One of the great things about Mike was the range of subjects he could cover. He was not a war specialist or someone who could only comfortably deal with softer features. His reports from the Pacific, as the world prepared for the new millennium, showed one of his defining characteristics - his power with the English language.

Libya is not an easy place to gain people’s trust and openness but this account shows how Mike made the effort to talk to people and get them to open up.

And in one of his final assignments Mike explored a theme of our age – the impact of migration across Europe. Being Mike, he found a fresh angle and produced a vivid report, again based around the accounts of the people directly affected.

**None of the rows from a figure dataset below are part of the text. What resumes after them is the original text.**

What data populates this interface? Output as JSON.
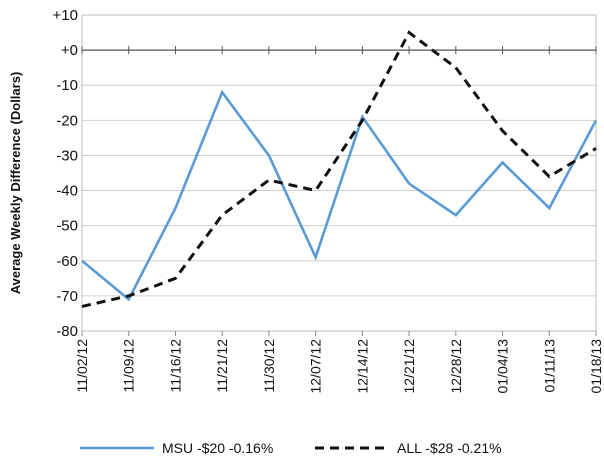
{
  "chart_data": {
    "type": "line",
    "ylabel": "Average Weekly Difference (Dollars)",
    "xlabel": "",
    "title": "",
    "categories": [
      "11/02/12",
      "11/09/12",
      "11/16/12",
      "11/21/12",
      "11/30/12",
      "12/07/12",
      "12/14/12",
      "12/21/12",
      "12/28/12",
      "01/04/13",
      "01/11/13",
      "01/18/13"
    ],
    "y_ticks": [
      10,
      0,
      -10,
      -20,
      -30,
      -40,
      -50,
      -60,
      -70,
      -80
    ],
    "y_tick_labels": [
      "+10",
      "+0",
      "-10",
      "-20",
      "-30",
      "-40",
      "-50",
      "-60",
      "-70",
      "-80"
    ],
    "ylim": [
      -80,
      10
    ],
    "grid": "horizontal",
    "legend_position": "bottom",
    "series": [
      {
        "name": "MSU -$20 -0.16%",
        "color": "#5b9bd5",
        "style": "solid",
        "values": [
          -60,
          -71,
          -45,
          -12,
          -30,
          -59,
          -19,
          -38,
          -47,
          -32,
          -45,
          -20
        ]
      },
      {
        "name": "ALL -$28 -0.21%",
        "color": "#111111",
        "style": "dashed",
        "values": [
          -73,
          -70,
          -65,
          -47,
          -37,
          -40,
          -20,
          5,
          -5,
          -23,
          -36,
          -28
        ]
      }
    ]
  }
}
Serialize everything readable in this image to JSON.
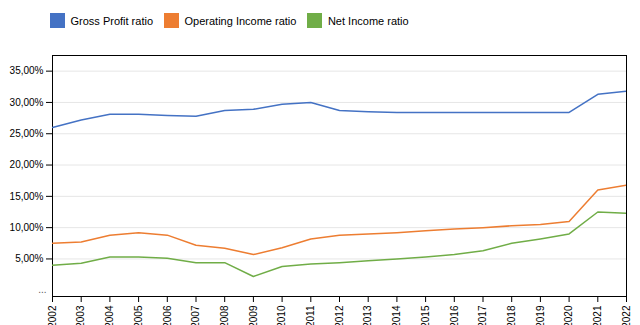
{
  "chart_data": {
    "type": "line",
    "x": [
      2002,
      2003,
      2004,
      2005,
      2006,
      2007,
      2008,
      2009,
      2010,
      2011,
      2012,
      2013,
      2014,
      2015,
      2016,
      2017,
      2018,
      2019,
      2020,
      2021,
      2022
    ],
    "series": [
      {
        "name": "Gross Profit ratio",
        "color": "#4472c4",
        "values": [
          0.26,
          0.272,
          0.281,
          0.281,
          0.279,
          0.278,
          0.287,
          0.289,
          0.297,
          0.3,
          0.287,
          0.285,
          0.284,
          0.284,
          0.284,
          0.284,
          0.284,
          0.284,
          0.284,
          0.313,
          0.318
        ]
      },
      {
        "name": "Operating Income ratio",
        "color": "#ed7d31",
        "values": [
          0.075,
          0.077,
          0.088,
          0.092,
          0.088,
          0.072,
          0.067,
          0.057,
          0.068,
          0.082,
          0.088,
          0.09,
          0.092,
          0.095,
          0.098,
          0.1,
          0.103,
          0.105,
          0.11,
          0.16,
          0.168
        ]
      },
      {
        "name": "Net Income ratio",
        "color": "#70ad47",
        "values": [
          0.04,
          0.043,
          0.053,
          0.053,
          0.051,
          0.044,
          0.044,
          0.022,
          0.038,
          0.042,
          0.044,
          0.047,
          0.05,
          0.053,
          0.057,
          0.063,
          0.075,
          0.082,
          0.09,
          0.125,
          0.123
        ]
      }
    ],
    "xlim": [
      2002,
      2022
    ],
    "xticks": [
      2002,
      2003,
      2004,
      2005,
      2006,
      2007,
      2008,
      2009,
      2010,
      2011,
      2012,
      2013,
      2014,
      2015,
      2016,
      2017,
      2018,
      2019,
      2020,
      2021,
      2022
    ],
    "ylim": [
      -0.01,
      0.375
    ],
    "yticks": [
      {
        "value": 0.05,
        "label": "5,00%"
      },
      {
        "value": 0.1,
        "label": "10,00%"
      },
      {
        "value": 0.15,
        "label": "15,00%"
      },
      {
        "value": 0.2,
        "label": "20,00%"
      },
      {
        "value": 0.25,
        "label": "25,00%"
      },
      {
        "value": 0.3,
        "label": "30,00%"
      },
      {
        "value": 0.35,
        "label": "35,00%"
      }
    ],
    "grid": true,
    "legend": "top",
    "annotations": [
      "..."
    ]
  }
}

On this day more than any other, I think it’s right we allow Mike’s reporting to speak for him. His death has left a sense of loss and shock for all those who knew him in BBC News. We often talk about the values we stand for; Mike was a great embodiment of them.


  • 1.
  • At 08:24 PM on 14 Dec 2007,
  • Tony Allaway wrote:

How sad to read the news about Mike and I would be grateful if it was possible to pass on my condolences to his family. I knew him for the brief period that he worked in Iran in the 70s when I commissioned him to do pieces for the local English language paper Kayhan International. A piece of photo-journalism on the tinning process in Tehran's bazaar particularly stands out in my memory. In return, Mike gave me my first (and only) break into television when he went on to work for the Iranian English language TV channel. He got me to overlay a commentary onto a tape of the Arsenal-Ipswich FA Cup Final of 1978. (I think he knew I was an Ipswich fan when he asked!) Don't know if it was ever aired or not though. But Mike was a great guy to know and I could see his heart was in broadcasting, which he went on to do with aplomb.

  • 2.
  • At 10:06 PM on 15 Dec 2007,
  • David wrote:

The name was familiar but I only remembered Mr Donkin after listening to the reports you placed on the web. The calm and clear voice and the beautiful English. There are many fine reporters at the BBC but some could learn from his style and professionalism.

He will be missed.

  • 3.
  • At 01:44 AM on 17 Dec 2007,
  • nick colangelo wrote:

i was touched by your remembering of a friend.

  • 4.
  • At 11:06 AM on 17 Dec 2007,
  • Wendy wrote:

I remember Mike on Radio Oxford when I was a kid in the 1970s. He did a competition called "Where am I now?" describing his location. He moved on to greater things, like most local radio journalists (Libby Purvis was one of his colleagues). It is sad he has gone while so young.